Sleep can give you the edge you need

Sleep is a foundational Habit of Health. When your sleep suffers, the ripple of consequences cascades through the rest of your life—from your performance at work to your ability to control your food portions. For many of us, getting the recommended seven to eight hours of sleep a night could give us the edge we need to find new success in our other Habits of Health.

Because sleep is so critical, I’ve written about it a lot. I’ve talked about how caffeine consumption affects your sleep habits, how a lack of sleep can hinder your immune system, and how our love for screens can impact our bedtimes. Medical research, however, is ongoing, and science continues to find more reasons that we should make sleep a priority in our lives.

New research

In the last few weeks, two new pieces of research were released that you should know about. Here’s what they found:

  • Healthy sleep schedules can help prevent obesity, even in preschool children. Researchers found that children who stayed up past 8pm were more susceptible to obesity later in life. The study started with children ages four and five and checked in with them when they were 15. Only 10 percent of the healthy sleep schedule children were obese while 16 and 23 percent of the two late bedtime groups were obese.
  • Artificial light could be more damaging to our sleep than we originally thought. The Habits of Health have talked about the importance of maintaining your circadian rhythm from the beginning, which is why we talk about a “digital sunset” (turn off your electronics before bed!) and suggest blacking out your room or wearing a sleep mask. New research on mice suggests that we can potentially correct the negative effects of too much light by adjusting our environments around us to simulate a more natural light cycle.

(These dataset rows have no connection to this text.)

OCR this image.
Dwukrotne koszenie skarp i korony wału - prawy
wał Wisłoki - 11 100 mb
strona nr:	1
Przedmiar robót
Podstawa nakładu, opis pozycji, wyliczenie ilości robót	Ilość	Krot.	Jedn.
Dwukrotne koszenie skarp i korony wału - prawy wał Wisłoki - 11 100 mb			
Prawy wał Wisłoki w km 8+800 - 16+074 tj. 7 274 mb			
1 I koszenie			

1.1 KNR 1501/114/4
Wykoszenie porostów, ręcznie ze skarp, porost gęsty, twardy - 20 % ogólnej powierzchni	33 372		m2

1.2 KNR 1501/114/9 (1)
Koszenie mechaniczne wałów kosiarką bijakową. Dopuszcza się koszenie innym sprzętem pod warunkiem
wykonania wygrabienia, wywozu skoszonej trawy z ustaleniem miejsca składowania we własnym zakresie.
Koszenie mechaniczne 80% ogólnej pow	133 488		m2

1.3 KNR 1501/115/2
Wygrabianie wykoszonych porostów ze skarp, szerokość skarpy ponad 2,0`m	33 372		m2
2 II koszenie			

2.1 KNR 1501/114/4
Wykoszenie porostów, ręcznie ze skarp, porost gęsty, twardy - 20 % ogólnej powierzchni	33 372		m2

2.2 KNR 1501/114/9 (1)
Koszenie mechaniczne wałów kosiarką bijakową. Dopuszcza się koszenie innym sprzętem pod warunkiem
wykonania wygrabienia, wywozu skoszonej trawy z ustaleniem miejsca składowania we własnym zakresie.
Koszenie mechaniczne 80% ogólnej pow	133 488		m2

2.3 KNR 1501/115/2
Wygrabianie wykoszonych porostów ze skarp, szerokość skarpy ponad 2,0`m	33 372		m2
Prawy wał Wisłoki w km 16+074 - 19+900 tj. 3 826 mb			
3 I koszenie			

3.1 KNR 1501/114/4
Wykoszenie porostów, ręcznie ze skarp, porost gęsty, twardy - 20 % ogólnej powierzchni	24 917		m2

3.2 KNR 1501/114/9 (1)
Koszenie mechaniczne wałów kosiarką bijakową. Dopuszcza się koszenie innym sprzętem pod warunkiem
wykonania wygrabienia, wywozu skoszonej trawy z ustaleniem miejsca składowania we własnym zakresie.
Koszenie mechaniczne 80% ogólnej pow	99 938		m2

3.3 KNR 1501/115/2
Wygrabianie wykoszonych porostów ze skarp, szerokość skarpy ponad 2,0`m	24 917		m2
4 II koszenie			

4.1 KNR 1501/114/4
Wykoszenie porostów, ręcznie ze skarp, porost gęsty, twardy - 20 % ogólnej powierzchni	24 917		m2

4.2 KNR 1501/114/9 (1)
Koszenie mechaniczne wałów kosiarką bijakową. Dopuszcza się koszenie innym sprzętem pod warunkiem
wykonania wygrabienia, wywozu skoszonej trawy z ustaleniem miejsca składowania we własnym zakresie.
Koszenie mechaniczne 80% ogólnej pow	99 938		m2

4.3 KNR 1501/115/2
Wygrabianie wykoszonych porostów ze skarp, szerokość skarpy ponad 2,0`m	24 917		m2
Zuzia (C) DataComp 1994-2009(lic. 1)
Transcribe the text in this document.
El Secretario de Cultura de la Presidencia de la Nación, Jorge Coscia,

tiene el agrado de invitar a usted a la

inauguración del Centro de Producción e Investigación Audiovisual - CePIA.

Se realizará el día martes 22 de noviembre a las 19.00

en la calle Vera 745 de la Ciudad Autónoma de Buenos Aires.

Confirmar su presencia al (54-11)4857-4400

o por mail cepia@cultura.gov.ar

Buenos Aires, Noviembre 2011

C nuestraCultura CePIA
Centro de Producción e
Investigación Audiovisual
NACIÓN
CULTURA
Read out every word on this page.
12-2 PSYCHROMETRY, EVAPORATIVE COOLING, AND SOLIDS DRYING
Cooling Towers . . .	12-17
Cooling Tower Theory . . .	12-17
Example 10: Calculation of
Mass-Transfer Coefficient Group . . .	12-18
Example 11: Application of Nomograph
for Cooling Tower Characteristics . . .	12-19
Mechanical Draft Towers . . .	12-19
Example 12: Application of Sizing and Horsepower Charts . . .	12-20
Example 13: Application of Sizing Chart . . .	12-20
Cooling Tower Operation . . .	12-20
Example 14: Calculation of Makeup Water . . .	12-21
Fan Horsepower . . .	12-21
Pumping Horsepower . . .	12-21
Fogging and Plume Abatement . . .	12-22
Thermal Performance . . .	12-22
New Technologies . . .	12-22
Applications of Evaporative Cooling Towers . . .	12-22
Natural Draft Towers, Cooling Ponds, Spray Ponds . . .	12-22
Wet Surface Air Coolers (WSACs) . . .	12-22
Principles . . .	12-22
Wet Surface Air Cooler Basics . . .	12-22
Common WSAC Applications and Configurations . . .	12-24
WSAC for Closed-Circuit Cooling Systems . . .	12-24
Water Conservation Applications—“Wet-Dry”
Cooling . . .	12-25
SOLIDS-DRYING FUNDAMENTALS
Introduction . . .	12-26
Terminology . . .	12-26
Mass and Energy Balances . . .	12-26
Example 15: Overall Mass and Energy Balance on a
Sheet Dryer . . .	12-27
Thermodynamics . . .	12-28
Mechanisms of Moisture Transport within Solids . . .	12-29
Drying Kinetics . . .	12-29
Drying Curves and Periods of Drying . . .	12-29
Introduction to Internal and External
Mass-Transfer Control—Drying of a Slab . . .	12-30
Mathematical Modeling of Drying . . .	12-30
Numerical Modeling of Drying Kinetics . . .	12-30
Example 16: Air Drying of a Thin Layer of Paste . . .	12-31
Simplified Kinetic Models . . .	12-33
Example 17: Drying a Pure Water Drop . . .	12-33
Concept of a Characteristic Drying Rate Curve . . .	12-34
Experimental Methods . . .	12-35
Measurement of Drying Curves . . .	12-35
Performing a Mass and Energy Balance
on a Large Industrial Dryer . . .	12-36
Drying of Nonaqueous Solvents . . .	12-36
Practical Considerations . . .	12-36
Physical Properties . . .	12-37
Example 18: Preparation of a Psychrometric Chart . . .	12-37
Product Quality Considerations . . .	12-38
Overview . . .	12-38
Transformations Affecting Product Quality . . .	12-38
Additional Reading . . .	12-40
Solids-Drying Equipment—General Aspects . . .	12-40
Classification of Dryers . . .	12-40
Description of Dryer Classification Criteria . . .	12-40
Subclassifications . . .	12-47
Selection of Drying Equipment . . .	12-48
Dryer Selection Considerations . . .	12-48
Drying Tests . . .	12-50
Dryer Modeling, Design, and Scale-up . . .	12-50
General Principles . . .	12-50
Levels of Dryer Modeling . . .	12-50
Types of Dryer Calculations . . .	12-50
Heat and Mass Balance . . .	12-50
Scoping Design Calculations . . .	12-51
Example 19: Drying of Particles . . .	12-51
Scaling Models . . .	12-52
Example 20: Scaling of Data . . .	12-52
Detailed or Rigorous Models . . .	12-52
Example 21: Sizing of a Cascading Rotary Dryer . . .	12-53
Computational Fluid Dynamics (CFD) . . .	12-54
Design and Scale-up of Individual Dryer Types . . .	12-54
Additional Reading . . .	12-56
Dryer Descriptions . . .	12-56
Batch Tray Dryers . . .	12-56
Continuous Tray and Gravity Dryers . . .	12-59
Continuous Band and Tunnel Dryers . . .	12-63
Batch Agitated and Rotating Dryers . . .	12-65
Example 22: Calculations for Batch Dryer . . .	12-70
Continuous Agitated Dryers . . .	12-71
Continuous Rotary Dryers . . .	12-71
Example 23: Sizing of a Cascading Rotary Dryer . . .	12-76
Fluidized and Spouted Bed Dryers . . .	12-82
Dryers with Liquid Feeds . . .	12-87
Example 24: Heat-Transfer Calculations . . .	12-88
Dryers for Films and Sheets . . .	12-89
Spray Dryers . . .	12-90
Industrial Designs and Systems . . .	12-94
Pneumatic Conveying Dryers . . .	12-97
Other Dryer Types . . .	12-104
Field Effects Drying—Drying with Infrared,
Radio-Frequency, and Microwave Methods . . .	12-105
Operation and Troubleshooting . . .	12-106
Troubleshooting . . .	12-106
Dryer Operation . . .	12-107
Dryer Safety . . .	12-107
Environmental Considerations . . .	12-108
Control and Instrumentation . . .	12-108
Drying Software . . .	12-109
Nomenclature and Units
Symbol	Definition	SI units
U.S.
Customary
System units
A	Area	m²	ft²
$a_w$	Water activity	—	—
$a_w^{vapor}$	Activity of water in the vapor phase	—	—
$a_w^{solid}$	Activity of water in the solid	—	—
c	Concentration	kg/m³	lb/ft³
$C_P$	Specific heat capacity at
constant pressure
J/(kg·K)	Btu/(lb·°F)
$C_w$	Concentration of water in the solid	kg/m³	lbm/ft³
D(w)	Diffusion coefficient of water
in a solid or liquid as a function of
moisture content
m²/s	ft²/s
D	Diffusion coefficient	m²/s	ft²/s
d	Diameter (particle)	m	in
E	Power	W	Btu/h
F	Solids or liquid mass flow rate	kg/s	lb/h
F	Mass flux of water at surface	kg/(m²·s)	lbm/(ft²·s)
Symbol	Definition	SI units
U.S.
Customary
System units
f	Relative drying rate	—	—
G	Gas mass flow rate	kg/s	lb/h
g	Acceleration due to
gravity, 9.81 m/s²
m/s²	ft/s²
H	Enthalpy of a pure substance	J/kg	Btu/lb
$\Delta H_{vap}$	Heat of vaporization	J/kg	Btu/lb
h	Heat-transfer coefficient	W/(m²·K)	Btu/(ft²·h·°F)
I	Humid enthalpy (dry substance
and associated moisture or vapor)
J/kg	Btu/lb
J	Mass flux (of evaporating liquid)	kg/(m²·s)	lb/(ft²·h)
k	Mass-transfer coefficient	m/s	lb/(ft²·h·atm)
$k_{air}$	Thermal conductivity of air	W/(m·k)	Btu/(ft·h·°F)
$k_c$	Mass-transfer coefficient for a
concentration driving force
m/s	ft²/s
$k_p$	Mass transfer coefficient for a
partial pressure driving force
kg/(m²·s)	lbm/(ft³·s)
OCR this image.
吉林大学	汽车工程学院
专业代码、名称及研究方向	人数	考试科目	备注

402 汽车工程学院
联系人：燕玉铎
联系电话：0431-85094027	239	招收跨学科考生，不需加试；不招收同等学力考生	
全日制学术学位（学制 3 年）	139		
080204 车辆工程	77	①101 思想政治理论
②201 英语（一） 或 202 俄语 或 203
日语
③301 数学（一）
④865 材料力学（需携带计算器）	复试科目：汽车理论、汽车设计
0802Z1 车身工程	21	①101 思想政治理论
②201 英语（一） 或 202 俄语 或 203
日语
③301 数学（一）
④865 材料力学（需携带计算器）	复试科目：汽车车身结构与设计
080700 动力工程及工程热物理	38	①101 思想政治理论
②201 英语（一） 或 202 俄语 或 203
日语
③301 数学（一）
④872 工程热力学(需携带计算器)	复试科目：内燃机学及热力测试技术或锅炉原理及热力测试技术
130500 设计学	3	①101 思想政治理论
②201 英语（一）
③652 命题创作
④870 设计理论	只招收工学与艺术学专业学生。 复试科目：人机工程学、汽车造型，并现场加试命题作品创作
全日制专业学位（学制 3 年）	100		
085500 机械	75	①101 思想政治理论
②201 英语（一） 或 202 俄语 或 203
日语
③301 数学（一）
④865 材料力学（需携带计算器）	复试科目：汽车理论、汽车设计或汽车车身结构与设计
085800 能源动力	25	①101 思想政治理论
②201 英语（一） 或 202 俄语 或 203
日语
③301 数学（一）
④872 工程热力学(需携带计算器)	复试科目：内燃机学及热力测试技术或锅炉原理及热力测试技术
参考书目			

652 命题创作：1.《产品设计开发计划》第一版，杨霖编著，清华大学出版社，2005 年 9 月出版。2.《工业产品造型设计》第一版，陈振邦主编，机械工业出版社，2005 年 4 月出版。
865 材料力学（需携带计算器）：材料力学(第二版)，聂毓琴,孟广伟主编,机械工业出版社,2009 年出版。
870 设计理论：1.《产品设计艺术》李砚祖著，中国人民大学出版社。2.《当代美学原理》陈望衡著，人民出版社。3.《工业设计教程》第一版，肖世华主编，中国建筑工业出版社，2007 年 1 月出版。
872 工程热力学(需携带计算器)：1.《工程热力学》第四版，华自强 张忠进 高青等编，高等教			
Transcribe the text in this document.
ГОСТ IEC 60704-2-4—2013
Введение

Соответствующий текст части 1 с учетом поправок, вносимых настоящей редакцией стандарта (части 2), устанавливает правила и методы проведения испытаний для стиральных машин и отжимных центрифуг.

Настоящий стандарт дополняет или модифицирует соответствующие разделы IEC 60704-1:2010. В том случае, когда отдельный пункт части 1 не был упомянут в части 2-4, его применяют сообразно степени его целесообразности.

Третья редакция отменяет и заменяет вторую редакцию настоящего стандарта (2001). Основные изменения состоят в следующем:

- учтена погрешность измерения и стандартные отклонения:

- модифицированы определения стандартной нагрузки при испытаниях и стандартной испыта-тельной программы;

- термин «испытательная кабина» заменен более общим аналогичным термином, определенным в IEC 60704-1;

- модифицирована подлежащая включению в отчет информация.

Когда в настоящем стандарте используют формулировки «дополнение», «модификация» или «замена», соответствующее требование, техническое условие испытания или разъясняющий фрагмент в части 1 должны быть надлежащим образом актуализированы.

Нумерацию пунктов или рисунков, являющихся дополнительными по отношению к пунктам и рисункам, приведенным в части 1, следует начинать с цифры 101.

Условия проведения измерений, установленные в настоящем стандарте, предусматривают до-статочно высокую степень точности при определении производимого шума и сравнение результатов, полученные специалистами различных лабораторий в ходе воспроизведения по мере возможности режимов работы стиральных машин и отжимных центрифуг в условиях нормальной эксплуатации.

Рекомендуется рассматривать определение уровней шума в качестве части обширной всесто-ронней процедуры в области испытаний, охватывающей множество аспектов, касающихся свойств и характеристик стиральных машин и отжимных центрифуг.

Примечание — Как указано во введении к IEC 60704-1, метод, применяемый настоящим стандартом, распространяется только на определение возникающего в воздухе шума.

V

For long time Habits of Health practitioners, these findings will sound familiar. While the research itself is new, the findings reinforce best practices that we’ve known for years. Sleep has incredible restorative power and is an underlying factor in nearly every major process in our bodies, from how we retain knowledge to how we regulate our appetites to how we cope with stress.

Given its importance, we should take just as much care in mastering the Habits of Healthy sleep as we do with our nutrition and exercise choices. Your health depends on it!